I’m just going to list a few (vague) things I believe you have to experience first hand (even if theoretically justified or not) in ML. Obviously I could write many blog posts on each statement regarding both the theory and practice and edge cases, but for now I’ll just leave it here. You don’t have to believe me - most secrets are just out in the open:
1) More data is better than fancy algorithms.
2) Feature engineering is better than tuning (or usually algorithms).
3) Ensembling is usually better than tuning.
4) If you have a lot of rows (billions) of training data, it’s probably okay just to hash (one hot) the features.

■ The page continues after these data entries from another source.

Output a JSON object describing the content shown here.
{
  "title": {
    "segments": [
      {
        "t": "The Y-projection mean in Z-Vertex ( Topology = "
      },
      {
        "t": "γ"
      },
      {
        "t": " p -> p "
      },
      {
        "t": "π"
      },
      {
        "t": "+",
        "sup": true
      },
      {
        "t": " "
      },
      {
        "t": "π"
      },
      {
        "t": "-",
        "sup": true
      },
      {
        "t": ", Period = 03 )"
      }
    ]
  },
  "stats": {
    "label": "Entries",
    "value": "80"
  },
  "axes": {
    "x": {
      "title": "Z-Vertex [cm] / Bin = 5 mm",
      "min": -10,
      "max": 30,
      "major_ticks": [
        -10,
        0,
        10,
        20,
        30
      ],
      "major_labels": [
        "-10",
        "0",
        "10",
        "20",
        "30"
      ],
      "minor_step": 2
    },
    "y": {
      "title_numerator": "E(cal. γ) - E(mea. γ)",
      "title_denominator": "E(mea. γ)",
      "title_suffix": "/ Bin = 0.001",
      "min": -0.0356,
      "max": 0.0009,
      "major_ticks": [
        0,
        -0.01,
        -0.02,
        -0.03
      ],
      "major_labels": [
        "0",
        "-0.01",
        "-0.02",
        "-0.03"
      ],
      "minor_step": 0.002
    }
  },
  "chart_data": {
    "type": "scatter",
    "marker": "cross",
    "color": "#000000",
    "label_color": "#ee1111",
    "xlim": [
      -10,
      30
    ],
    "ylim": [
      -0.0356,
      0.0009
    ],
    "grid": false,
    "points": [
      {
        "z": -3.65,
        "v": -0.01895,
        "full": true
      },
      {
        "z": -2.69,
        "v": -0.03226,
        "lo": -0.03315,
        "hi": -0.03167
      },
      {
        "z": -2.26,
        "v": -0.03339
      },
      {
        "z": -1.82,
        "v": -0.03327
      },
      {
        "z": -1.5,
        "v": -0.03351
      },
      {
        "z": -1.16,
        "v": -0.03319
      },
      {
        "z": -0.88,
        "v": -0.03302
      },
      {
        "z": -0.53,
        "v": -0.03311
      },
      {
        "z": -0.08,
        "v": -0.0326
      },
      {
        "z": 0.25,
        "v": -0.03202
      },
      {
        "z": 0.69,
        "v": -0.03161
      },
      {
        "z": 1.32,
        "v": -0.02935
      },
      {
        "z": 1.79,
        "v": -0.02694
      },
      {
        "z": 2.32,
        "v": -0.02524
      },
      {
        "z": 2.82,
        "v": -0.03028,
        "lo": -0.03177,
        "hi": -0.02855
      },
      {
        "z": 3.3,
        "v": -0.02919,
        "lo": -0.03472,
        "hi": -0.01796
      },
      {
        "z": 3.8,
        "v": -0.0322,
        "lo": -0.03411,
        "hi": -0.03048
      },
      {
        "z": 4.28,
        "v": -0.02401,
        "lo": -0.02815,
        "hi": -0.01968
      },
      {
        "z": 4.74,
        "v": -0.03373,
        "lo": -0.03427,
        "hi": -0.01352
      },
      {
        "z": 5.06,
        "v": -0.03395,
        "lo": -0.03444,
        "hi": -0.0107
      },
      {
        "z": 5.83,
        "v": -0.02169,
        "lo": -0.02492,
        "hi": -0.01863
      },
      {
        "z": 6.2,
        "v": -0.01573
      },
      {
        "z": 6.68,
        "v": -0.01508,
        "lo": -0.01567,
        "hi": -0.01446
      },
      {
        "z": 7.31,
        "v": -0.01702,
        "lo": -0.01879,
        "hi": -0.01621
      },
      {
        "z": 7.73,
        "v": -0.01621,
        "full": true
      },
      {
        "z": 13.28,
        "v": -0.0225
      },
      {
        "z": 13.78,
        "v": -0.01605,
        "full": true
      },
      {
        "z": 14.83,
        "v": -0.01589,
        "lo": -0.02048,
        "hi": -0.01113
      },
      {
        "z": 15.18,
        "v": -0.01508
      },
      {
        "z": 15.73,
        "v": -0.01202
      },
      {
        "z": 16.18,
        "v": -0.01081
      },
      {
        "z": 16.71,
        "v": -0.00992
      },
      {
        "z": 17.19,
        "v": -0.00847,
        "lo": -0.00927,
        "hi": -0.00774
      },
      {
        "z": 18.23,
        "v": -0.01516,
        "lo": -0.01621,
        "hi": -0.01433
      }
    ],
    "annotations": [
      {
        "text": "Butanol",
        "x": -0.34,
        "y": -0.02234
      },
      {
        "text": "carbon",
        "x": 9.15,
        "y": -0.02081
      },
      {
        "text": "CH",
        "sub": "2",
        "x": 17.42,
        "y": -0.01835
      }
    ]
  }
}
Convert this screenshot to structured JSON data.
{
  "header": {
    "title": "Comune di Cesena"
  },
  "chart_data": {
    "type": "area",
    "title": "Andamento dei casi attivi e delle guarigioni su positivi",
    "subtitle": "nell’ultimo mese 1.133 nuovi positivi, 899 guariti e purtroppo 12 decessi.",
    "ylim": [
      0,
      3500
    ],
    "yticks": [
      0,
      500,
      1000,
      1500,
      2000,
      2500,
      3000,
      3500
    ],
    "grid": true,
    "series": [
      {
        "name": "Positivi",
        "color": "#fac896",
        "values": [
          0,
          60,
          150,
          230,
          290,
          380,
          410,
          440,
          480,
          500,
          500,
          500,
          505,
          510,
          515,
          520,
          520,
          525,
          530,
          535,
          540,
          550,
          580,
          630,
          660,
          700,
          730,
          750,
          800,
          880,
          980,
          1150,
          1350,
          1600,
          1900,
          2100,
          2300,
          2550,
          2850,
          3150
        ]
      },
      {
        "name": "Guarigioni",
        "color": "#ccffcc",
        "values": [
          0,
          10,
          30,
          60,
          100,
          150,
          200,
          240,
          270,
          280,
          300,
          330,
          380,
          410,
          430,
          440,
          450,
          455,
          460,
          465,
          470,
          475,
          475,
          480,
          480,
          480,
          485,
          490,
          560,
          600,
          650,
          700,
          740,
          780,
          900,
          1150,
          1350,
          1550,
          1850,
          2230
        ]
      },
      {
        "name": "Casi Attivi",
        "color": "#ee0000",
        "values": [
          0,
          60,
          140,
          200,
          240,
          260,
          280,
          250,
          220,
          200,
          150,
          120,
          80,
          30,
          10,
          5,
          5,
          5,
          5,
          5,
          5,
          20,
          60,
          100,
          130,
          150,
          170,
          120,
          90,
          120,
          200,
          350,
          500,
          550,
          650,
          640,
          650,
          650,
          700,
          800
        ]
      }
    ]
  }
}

5) Your hardware won’t save you when the algorithm has time complexity of O(n^2) and you have trillions of rows (it’s 2015 right now).

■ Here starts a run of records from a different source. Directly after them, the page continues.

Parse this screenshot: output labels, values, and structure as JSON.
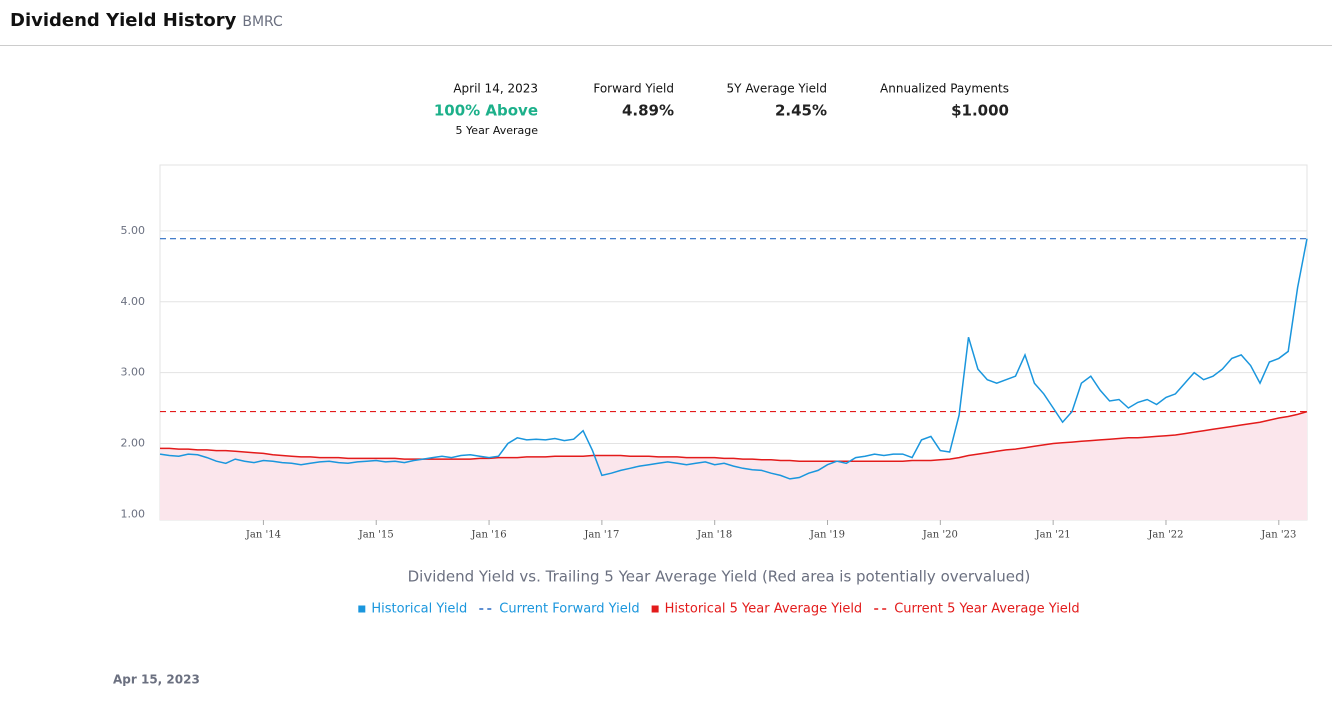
{
  "header": {
    "title": "Dividend Yield History",
    "ticker": "BMRC"
  },
  "stats": [
    {
      "label": "April 14, 2023",
      "value": "100% Above",
      "note": "5 Year Average"
    },
    {
      "label": "Forward Yield",
      "value": "4.89%"
    },
    {
      "label": "5Y Average Yield",
      "value": "2.45%"
    },
    {
      "label": "Annualized Payments",
      "value": "$1.000"
    }
  ],
  "chart_data": {
    "type": "line",
    "subtitle": "Dividend Yield vs. Trailing 5 Year Average Yield (Red area is potentially overvalued)",
    "x": [
      "2013-02",
      "2013-03",
      "2013-04",
      "2013-05",
      "2013-06",
      "2013-07",
      "2013-08",
      "2013-09",
      "2013-10",
      "2013-11",
      "2013-12",
      "2014-01",
      "2014-02",
      "2014-03",
      "2014-04",
      "2014-05",
      "2014-06",
      "2014-07",
      "2014-08",
      "2014-09",
      "2014-10",
      "2014-11",
      "2014-12",
      "2015-01",
      "2015-02",
      "2015-03",
      "2015-04",
      "2015-05",
      "2015-06",
      "2015-07",
      "2015-08",
      "2015-09",
      "2015-10",
      "2015-11",
      "2015-12",
      "2016-01",
      "2016-02",
      "2016-03",
      "2016-04",
      "2016-05",
      "2016-06",
      "2016-07",
      "2016-08",
      "2016-09",
      "2016-10",
      "2016-11",
      "2016-12",
      "2017-01",
      "2017-02",
      "2017-03",
      "2017-04",
      "2017-05",
      "2017-06",
      "2017-07",
      "2017-08",
      "2017-09",
      "2017-10",
      "2017-11",
      "2017-12",
      "2018-01",
      "2018-02",
      "2018-03",
      "2018-04",
      "2018-05",
      "2018-06",
      "2018-07",
      "2018-08",
      "2018-09",
      "2018-10",
      "2018-11",
      "2018-12",
      "2019-01",
      "2019-02",
      "2019-03",
      "2019-04",
      "2019-05",
      "2019-06",
      "2019-07",
      "2019-08",
      "2019-09",
      "2019-10",
      "2019-11",
      "2019-12",
      "2020-01",
      "2020-02",
      "2020-03",
      "2020-04",
      "2020-05",
      "2020-06",
      "2020-07",
      "2020-08",
      "2020-09",
      "2020-10",
      "2020-11",
      "2020-12",
      "2021-01",
      "2021-02",
      "2021-03",
      "2021-04",
      "2021-05",
      "2021-06",
      "2021-07",
      "2021-08",
      "2021-09",
      "2021-10",
      "2021-11",
      "2021-12",
      "2022-01",
      "2022-02",
      "2022-03",
      "2022-04",
      "2022-05",
      "2022-06",
      "2022-07",
      "2022-08",
      "2022-09",
      "2022-10",
      "2022-11",
      "2022-12",
      "2023-01",
      "2023-02",
      "2023-03",
      "2023-04"
    ],
    "series": [
      {
        "name": "Historical Yield",
        "color": "#1a96dd",
        "values": [
          1.85,
          1.83,
          1.82,
          1.85,
          1.84,
          1.8,
          1.75,
          1.72,
          1.78,
          1.75,
          1.73,
          1.76,
          1.75,
          1.73,
          1.72,
          1.7,
          1.72,
          1.74,
          1.75,
          1.73,
          1.72,
          1.74,
          1.75,
          1.76,
          1.74,
          1.75,
          1.73,
          1.76,
          1.78,
          1.8,
          1.82,
          1.8,
          1.83,
          1.84,
          1.82,
          1.8,
          1.82,
          2.0,
          2.08,
          2.05,
          2.06,
          2.05,
          2.07,
          2.04,
          2.06,
          2.18,
          1.9,
          1.55,
          1.58,
          1.62,
          1.65,
          1.68,
          1.7,
          1.72,
          1.74,
          1.72,
          1.7,
          1.72,
          1.74,
          1.7,
          1.72,
          1.68,
          1.65,
          1.63,
          1.62,
          1.58,
          1.55,
          1.5,
          1.52,
          1.58,
          1.62,
          1.7,
          1.75,
          1.72,
          1.8,
          1.82,
          1.85,
          1.83,
          1.85,
          1.85,
          1.8,
          2.05,
          2.1,
          1.9,
          1.88,
          2.4,
          3.5,
          3.05,
          2.9,
          2.85,
          2.9,
          2.95,
          3.25,
          2.85,
          2.7,
          2.5,
          2.3,
          2.45,
          2.85,
          2.95,
          2.75,
          2.6,
          2.62,
          2.5,
          2.58,
          2.62,
          2.55,
          2.65,
          2.7,
          2.85,
          3.0,
          2.9,
          2.95,
          3.05,
          3.2,
          3.25,
          3.1,
          2.85,
          3.15,
          3.2,
          3.3,
          4.2,
          4.89
        ]
      },
      {
        "name": "Current Forward Yield",
        "color": "#2b6cc4",
        "value": 4.89,
        "dashed": true
      },
      {
        "name": "Historical 5 Year Average Yield",
        "color": "#e31b1b",
        "fill": "#fbe6ec",
        "values": [
          1.93,
          1.93,
          1.92,
          1.92,
          1.91,
          1.91,
          1.9,
          1.9,
          1.89,
          1.88,
          1.87,
          1.86,
          1.84,
          1.83,
          1.82,
          1.81,
          1.81,
          1.8,
          1.8,
          1.8,
          1.79,
          1.79,
          1.79,
          1.79,
          1.79,
          1.79,
          1.78,
          1.78,
          1.78,
          1.78,
          1.78,
          1.78,
          1.78,
          1.78,
          1.79,
          1.79,
          1.8,
          1.8,
          1.8,
          1.81,
          1.81,
          1.81,
          1.82,
          1.82,
          1.82,
          1.82,
          1.83,
          1.83,
          1.83,
          1.83,
          1.82,
          1.82,
          1.82,
          1.81,
          1.81,
          1.81,
          1.8,
          1.8,
          1.8,
          1.8,
          1.79,
          1.79,
          1.78,
          1.78,
          1.77,
          1.77,
          1.76,
          1.76,
          1.75,
          1.75,
          1.75,
          1.75,
          1.75,
          1.75,
          1.75,
          1.75,
          1.75,
          1.75,
          1.75,
          1.75,
          1.76,
          1.76,
          1.76,
          1.77,
          1.78,
          1.8,
          1.83,
          1.85,
          1.87,
          1.89,
          1.91,
          1.92,
          1.94,
          1.96,
          1.98,
          2.0,
          2.01,
          2.02,
          2.03,
          2.04,
          2.05,
          2.06,
          2.07,
          2.08,
          2.08,
          2.09,
          2.1,
          2.11,
          2.12,
          2.14,
          2.16,
          2.18,
          2.2,
          2.22,
          2.24,
          2.26,
          2.28,
          2.3,
          2.33,
          2.36,
          2.38,
          2.41,
          2.45
        ]
      },
      {
        "name": "Current 5 Year Average Yield",
        "color": "#e31b1b",
        "value": 2.45,
        "dashed": true
      }
    ],
    "xlim": [
      "2013-02",
      "2023-04"
    ],
    "xticks": [
      {
        "value": "2014-01",
        "label": "Jan '14"
      },
      {
        "value": "2015-01",
        "label": "Jan '15"
      },
      {
        "value": "2016-01",
        "label": "Jan '16"
      },
      {
        "value": "2017-01",
        "label": "Jan '17"
      },
      {
        "value": "2018-01",
        "label": "Jan '18"
      },
      {
        "value": "2019-01",
        "label": "Jan '19"
      },
      {
        "value": "2020-01",
        "label": "Jan '20"
      },
      {
        "value": "2021-01",
        "label": "Jan '21"
      },
      {
        "value": "2022-01",
        "label": "Jan '22"
      },
      {
        "value": "2023-01",
        "label": "Jan '23"
      }
    ],
    "ylim": [
      0.92,
      5.93
    ],
    "yticks": [
      {
        "value": 1,
        "label": "1.00"
      },
      {
        "value": 2,
        "label": "2.00"
      },
      {
        "value": 3,
        "label": "3.00"
      },
      {
        "value": 4,
        "label": "4.00"
      },
      {
        "value": 5,
        "label": "5.00"
      }
    ],
    "grid": true
  },
  "footer": {
    "date": "Apr 15, 2023"
  }
}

6) It’s better to use all the data when you can versus sampling. Perhaps weighted resampling is the way to go here.
7) Bag it when it’s possible to bag. It usually works - even if you have millions of rows.
8) When using FTRLP shuffle your rows, and ensemble with other orderings (maybe by date?).
9) I think feature engineering without looking at ground truth is best (like TSNE), but if you have to look at ground truth do it out of fold/bag and try not to leak.
10) As for algos, I think the basic (highly undefendable) order I try things is XG(GBM)/ANN > RGF > RF > SGD/FTRLP/GLMNET > GP/SVM . Any claim that it doesn’t matter is fundamentally false in the sense that you can’t apply a GP/SVM when data is big.